Recalling a quite different kind of integration effort, Mark Voight tells us about a conversation he had with Detroit’s Lafayette Allen Jr., a prosperous black businessman who owned Allen & Sons Supermarkets. He was also a well-known black bowler who became a longtime bowling editor for the Michigan Chronicle. It was Allen who sponsored the first team that competed in the ABCs in 1951. He was a regular customer at Satellite Bowl when the Voights owned it.

Mark Voight explains, “He lived, I believe, in Inkster, where he had a school named after him. Anyway, we were sort of sitting there and he said, ‘Do you know how Satellite Bowl was integrated?’ And I said, ‘I haven’t got a clue.’ 

“He told me, I’m guessing it was in the mid-1960s, ‘I came in one day in the early afternoon and asked if I could have a lane. Now mind you, there were no other bowlers bowling, and every lane was empty, and I was told, “No, there are no lanes available.” But one lane was on, so I proceeded to walk down, put my shoes on, and I started bowling.’ And that was the first African-American that bowled at Satellite.”

 


 

ALL JOINED UP

Seventy-five years after its formation, in a world of universally integrated sports, how does TNBA thrive? How does an organization get members to pay TNBA and ABC dues to belong to an organization that won its big fight years ago?

President Green tells us how TNBA’s social aspects carry an appeal that goes beyond being strictly a sporting organization, from gospel brunches to spectacular parties.

“We have a tendency to enjoy ourselves and have fun,” Green says. “My philosophy is that if there’s no fun there, it’s going to get old and die, so we have a reputation for having good, structured fun, and good structured parties.”

This week’s celebration should be no exception, as the competition culminates in days of pageantry.
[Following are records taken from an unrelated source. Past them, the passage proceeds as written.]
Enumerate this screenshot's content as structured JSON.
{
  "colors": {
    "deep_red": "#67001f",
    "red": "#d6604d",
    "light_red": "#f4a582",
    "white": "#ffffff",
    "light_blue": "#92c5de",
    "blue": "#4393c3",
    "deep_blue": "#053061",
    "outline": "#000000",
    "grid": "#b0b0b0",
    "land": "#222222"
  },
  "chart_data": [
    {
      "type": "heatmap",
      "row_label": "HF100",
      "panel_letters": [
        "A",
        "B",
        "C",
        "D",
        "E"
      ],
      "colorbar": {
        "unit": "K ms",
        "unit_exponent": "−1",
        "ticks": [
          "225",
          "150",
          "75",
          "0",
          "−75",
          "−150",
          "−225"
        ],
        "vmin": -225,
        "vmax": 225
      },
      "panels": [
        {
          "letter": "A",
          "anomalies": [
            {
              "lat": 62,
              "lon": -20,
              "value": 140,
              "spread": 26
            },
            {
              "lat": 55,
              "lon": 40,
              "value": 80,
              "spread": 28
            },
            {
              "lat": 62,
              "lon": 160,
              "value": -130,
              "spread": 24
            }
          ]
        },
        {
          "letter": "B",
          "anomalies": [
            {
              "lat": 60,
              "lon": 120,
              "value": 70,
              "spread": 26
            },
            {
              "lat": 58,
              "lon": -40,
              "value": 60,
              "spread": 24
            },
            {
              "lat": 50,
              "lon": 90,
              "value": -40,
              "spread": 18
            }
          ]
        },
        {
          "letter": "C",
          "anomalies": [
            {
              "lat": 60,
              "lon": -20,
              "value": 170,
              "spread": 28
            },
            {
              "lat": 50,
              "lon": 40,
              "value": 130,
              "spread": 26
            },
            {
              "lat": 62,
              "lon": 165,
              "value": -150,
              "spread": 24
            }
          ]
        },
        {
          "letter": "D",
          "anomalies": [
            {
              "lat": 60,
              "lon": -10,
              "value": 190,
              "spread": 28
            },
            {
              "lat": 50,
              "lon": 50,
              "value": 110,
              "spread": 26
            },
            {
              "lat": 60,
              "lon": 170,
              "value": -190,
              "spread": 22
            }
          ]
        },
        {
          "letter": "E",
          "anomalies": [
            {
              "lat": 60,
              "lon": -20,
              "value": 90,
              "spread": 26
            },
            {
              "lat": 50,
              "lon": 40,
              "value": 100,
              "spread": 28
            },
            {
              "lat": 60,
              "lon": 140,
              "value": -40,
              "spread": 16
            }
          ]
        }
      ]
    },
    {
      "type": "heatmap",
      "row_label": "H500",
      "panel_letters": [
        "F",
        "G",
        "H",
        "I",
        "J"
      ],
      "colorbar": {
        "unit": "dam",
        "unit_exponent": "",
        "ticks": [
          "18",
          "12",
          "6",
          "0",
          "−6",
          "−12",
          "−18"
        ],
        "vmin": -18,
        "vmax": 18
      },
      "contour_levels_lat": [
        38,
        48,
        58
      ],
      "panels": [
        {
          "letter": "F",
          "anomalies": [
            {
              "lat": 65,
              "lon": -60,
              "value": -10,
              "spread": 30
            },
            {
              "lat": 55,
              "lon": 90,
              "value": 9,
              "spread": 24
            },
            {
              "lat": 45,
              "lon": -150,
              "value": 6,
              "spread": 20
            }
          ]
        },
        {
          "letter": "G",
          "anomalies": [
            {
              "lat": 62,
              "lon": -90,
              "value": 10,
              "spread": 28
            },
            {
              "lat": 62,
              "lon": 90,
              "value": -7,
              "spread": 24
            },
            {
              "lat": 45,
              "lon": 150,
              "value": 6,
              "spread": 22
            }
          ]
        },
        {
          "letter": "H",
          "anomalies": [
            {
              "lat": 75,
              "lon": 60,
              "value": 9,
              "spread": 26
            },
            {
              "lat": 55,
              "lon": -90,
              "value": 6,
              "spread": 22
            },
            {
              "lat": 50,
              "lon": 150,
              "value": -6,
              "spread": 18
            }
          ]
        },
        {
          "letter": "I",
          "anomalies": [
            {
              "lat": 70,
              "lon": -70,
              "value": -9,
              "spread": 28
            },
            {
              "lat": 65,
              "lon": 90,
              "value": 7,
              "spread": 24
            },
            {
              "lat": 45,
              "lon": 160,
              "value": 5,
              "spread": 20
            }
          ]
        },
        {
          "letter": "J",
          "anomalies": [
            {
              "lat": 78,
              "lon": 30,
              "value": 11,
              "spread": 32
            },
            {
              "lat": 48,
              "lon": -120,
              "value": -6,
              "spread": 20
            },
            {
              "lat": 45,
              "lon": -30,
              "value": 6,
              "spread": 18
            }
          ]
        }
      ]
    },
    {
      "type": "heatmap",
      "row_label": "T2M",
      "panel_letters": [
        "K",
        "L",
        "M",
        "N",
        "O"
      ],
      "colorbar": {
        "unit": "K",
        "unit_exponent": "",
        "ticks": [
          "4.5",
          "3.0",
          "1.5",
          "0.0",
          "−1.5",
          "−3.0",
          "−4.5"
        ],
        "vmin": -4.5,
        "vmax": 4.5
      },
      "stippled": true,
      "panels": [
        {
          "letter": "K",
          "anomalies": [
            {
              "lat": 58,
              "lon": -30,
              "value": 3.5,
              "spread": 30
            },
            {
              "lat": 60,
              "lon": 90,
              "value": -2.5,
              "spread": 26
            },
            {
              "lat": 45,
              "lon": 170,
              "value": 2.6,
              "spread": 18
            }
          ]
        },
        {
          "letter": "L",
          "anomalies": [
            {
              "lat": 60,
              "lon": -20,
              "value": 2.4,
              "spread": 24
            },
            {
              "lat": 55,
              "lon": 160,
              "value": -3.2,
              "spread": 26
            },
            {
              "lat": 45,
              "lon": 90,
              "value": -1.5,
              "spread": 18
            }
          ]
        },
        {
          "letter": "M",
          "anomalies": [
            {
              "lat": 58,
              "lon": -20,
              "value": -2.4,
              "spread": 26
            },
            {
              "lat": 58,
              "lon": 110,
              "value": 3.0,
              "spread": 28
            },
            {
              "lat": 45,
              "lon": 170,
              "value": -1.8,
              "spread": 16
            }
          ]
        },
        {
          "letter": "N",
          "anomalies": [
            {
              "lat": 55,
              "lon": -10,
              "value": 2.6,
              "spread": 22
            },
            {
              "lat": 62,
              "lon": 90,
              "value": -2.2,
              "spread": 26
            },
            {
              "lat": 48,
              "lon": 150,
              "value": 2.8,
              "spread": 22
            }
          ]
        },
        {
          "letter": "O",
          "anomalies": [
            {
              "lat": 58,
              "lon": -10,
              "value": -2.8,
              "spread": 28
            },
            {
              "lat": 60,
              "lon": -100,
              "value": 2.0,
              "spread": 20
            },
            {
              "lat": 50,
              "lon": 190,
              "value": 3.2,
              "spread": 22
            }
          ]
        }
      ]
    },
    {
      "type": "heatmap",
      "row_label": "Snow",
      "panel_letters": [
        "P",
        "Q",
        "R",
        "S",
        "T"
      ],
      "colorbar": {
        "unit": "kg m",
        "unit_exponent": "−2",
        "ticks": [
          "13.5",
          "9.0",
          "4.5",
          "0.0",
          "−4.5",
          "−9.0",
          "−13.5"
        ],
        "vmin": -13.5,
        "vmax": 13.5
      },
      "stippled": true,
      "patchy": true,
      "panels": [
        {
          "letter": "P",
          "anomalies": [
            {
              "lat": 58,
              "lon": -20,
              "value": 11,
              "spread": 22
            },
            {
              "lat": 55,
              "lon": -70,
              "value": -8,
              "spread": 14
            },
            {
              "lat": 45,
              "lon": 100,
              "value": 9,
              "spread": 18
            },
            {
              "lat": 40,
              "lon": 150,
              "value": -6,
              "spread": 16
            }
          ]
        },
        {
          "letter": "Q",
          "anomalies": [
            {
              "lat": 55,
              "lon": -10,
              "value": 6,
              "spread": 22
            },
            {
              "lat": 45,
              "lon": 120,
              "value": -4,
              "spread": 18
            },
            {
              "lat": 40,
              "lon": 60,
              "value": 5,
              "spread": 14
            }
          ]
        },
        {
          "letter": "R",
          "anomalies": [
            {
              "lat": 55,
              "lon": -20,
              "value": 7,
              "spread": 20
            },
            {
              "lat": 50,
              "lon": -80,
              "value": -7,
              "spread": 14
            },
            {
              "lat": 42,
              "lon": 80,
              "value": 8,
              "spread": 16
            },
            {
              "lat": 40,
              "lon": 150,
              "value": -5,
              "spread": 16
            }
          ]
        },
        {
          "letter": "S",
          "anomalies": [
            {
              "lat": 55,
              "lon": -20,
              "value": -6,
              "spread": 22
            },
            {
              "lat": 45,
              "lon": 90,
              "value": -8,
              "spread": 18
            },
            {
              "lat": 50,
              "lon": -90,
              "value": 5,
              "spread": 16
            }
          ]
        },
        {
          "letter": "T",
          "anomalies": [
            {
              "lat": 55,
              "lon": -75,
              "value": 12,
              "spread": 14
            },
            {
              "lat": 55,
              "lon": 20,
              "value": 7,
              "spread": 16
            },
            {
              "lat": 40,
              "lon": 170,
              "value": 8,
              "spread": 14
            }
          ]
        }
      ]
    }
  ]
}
Thursday sees a “Battle of the Sexes,” a man versus woman ten-pin match that Green calls “a blast,” a karaoke-bowling reception at Southfield’s Plum Hollow Lanes, then the King and Queen’s Ball on Friday, before meeting for one last time at Saturday’s “Bon Voyage” gathering. 

TNBA’s emphasis on these social aspects makes sense. More than other athletic pursuits, bowling is sociable. It’s a relaxing sport we play together, in palaces built just for us. It’s a fitting way to bridge divides and bring people together, and it dovetails neatly with TNBA’s historic mission.

Or maybe bowling businessman Voight says it best: “It’s a real fun business to be in. Everything is social, and that’s the beauty of the sport.”